Sunday, July 31, 2022

 -Jim Bell


This is the only Perseverance report LPI so far. It's a year old when I write this. Some things are no longer relevant, for example it was announced this week that Percy will hold it's samples and deliver them to a MAV alone. 

So lets get down to it.


See this? It's named Kodiak. It was imaged Apr 2021, and this LPI came out May 2021. So I was nervous as heck watching this LPI, becasue that's cross-bedding in the middle of Kodiak and it's been driving me crazy since I first saw it. 
Cross-bedding is fossilized sand dunes. The image of Kodiak has cross-bedding, with flat layers above and below, in a delta, as a mesa. All of that tells a story, and the story is quite typical of real-Mars and flies hard in the face of fantasy-Mars.
  1. There was a crater.
  2. The crater filled with a kilometre of silt.
  3. The flat layers on the bottom of Kodiak were lain first.
  4. The cross-bedding second.
  5. More flat layers third.
  6. Everything around it got eroded to leave the Kodiak mesa.  
That means, that while the silt was getting laid down, there was a time, a big chunk of time, when the basin was completely dry. So dry, that sand dunes had time to spread, grow, get fossilized, and then covered by wet layers. Meaning that wet periods in Hesperian Mars were intermittent, not consistent. And wet can mean ice. 

This is expected to a point, it's especially remarkable because it is very hard evidence. You still have to date the layers to make sure they really went in that order, geology can trick you if you don't double check. But Jezero is flagrantly Hesperian same as Gale crater is, so its never been at all plausible the delta was really from a rain-powered river. The question is if it's glacial, or eon-episodic due to something on the scale of Mars tilting or receiving an impact. Get it? That's real-Mars.

My fear was that this LPI came too soon and the team would sit on such a detail without comment till they could all push a paper through peer-review. 
  • At 11:40 Kodiak is first mentioned. 
  • 38:40 is a mind-twisting slide ambiguously showing what may be tilted strata, probably the delta-slope, but could be something else.
  • At 40:40 he finally gets around to Kodiak, mentioning some debate about possible aeolian vs fluvio lacustrine and delteak structures.
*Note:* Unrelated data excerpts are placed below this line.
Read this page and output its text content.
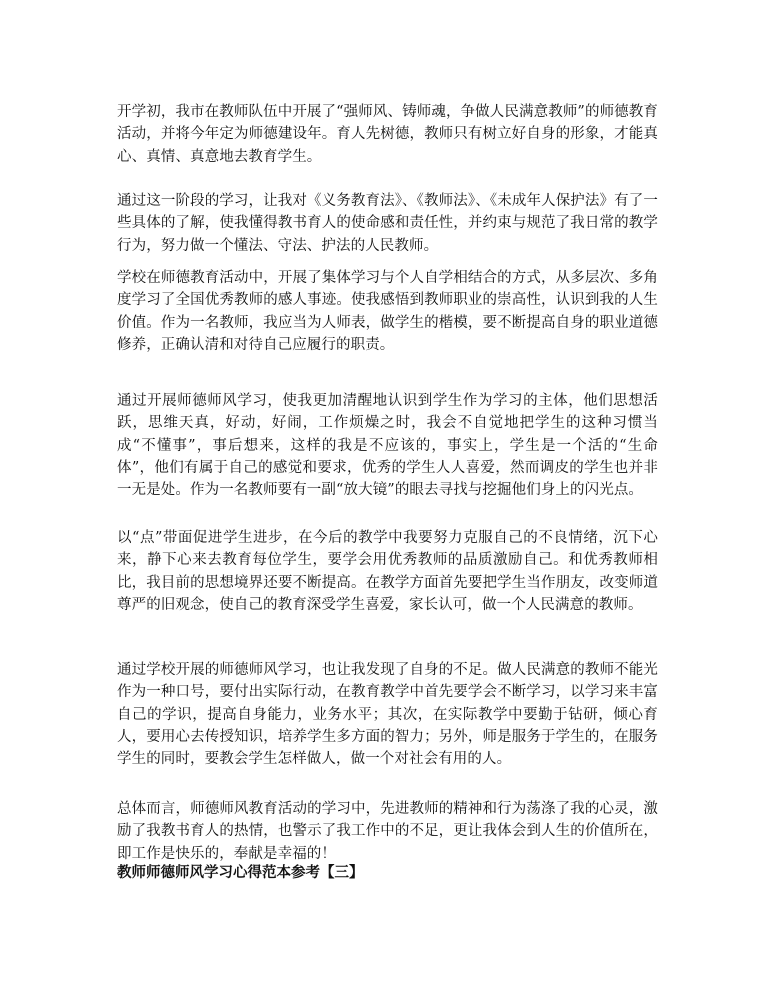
开学初，我市在教师队伍中开展了“强师风、铸师魂，争做人民满意教师”的师德教育活动，并将今年定为师德建设年。育人先树德，教师只有树立好自身的形象，才能真心、真情、真意地去教育学生。

通过这一阶段的学习，让我对《义务教育法》、《教师法》、《未成年人保护法》有了一些具体的了解，使我懂得教书育人的使命感和责任性，并约束与规范了我日常的教学行为，努力做一个懂法、守法、护法的人民教师。

学校在师德教育活动中，开展了集体学习与个人自学相结合的方式，从多层次、多角度学习了全国优秀教师的感人事迹。使我感悟到教师职业的崇高性，认识到我的人生价值。作为一名教师，我应当为人师表，做学生的楷模，要不断提高自身的职业道德修养，正确认清和对待自己应履行的职责。

通过开展师德师风学习，使我更加清醒地认识到学生作为学习的主体，他们思想活跃，思维天真，好动，好闹，工作烦燥之时，我会不自觉地把学生的这种习惯当成“不懂事”，事后想来，这样的我是不应该的，事实上，学生是一个活的“生命体”，他们有属于自己的感觉和要求，优秀的学生人人喜爱，然而调皮的学生也并非一无是处。作为一名教师要有一副“放大镜”的眼去寻找与挖掘他们身上的闪光点。

以“点”带面促进学生进步，在今后的教学中我要努力克服自己的不良情绪，沉下心来，静下心来去教育每位学生，要学会用优秀教师的品质激励自己。和优秀教师相比，我目前的思想境界还要不断提高。在教学方面首先要把学生当作朋友，改变师道尊严的旧观念，使自己的教育深受学生喜爱，家长认可，做一个人民满意的教师。

通过学校开展的师德师风学习，也让我发现了自身的不足。做人民满意的教师不能光作为一种口号，要付出实际行动，在教育教学中首先要学会不断学习，以学习来丰富自己的学识，提高自身能力，业务水平；其次，在实际教学中要勤于钻研，倾心育人，要用心去传授知识，培养学生多方面的智力；另外，师是服务于学生的，在服务学生的同时，要教会学生怎样做人，做一个对社会有用的人。

总体而言，师德师风教育活动的学习中，先进教师的精神和行为荡涤了我的心灵，激励了我教书育人的热情，也警示了我工作中的不足，更让我体会到人生的价值所在，即工作是快乐的，奉献是幸福的！

教师师德师风学习心得范本参考【三】
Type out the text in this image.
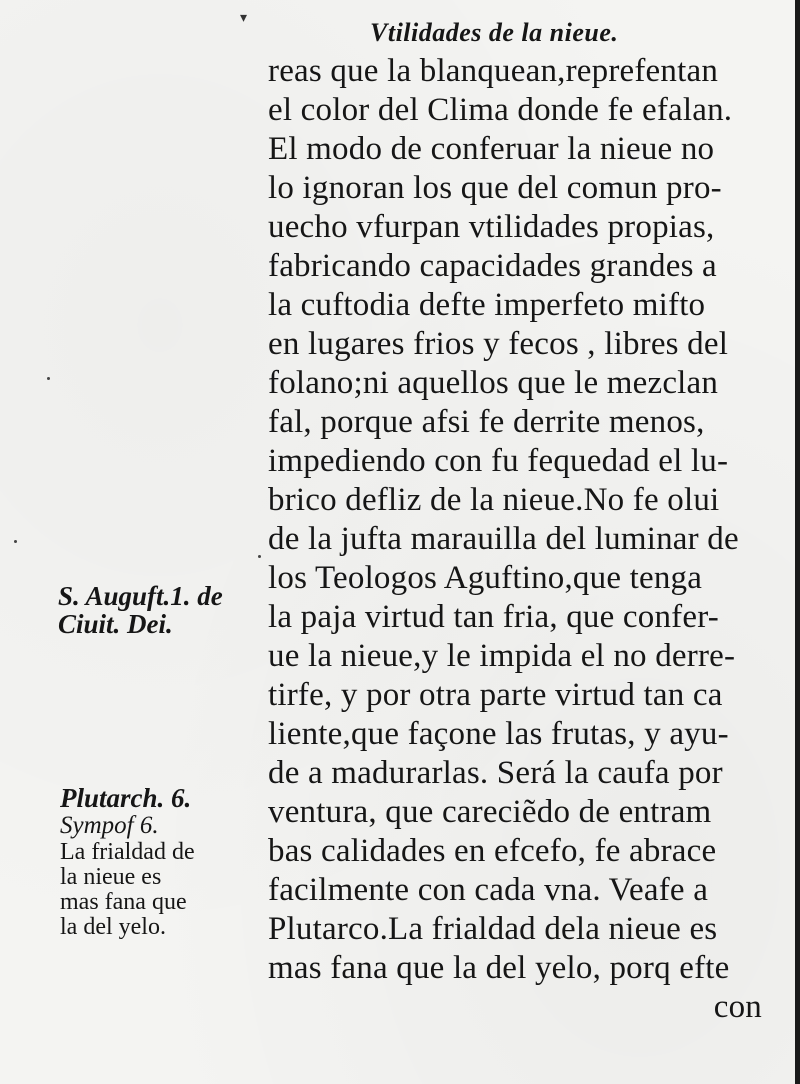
▾	Vtilidades de la nieue.
reas que la blanquean,reprefentan
el color del Clima donde fe efalan.
El modo de conferuar la nieue no
lo ignoran los que del comun pro-
uecho vfurpan vtilidades propias,
fabricando capacidades grandes a
la cuftodia defte imperfeto mifto
en lugares frios y fecos , libres del
folano;ni aquellos que le mezclan
fal, porque afsi fe derrite menos,
impediendo con fu fequedad el lu-
brico defliz de la nieue.No fe olui
de la jufta marauilla del luminar de
los Teologos Aguftino,que tenga
la paja virtud tan fria, que confer-
ue la nieue,y le impida el no derre-
tirfe, y por otra parte virtud tan ca
liente,que façone las frutas, y ayu-
de a madurarlas. Será la caufa por
ventura, que careciẽdo de entram
bas calidades en efcefo, fe abrace
facilmente con cada vna. Veafe a
Plutarco.La frialdad dela nieue es
mas fana que la del yelo, porq efte
con
S. Auguft.1. de
Ciuit. Dei.
Plutarch. 6.
Sympof 6.
La frialdad de
la nieue es
mas fana que
la del yelo.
I believe they can settle all that by comparing grain sizes of the strata. 

And that's it. The rest of the LPI from that time is great too, but the Kodiak stuff is what's compelling me personally. There is much in that 1-6 I wrote above that is still debatable, and I have not heard any good update since. There's some stuff about Ingenuity and the route planning they have been using in the rest of the vid.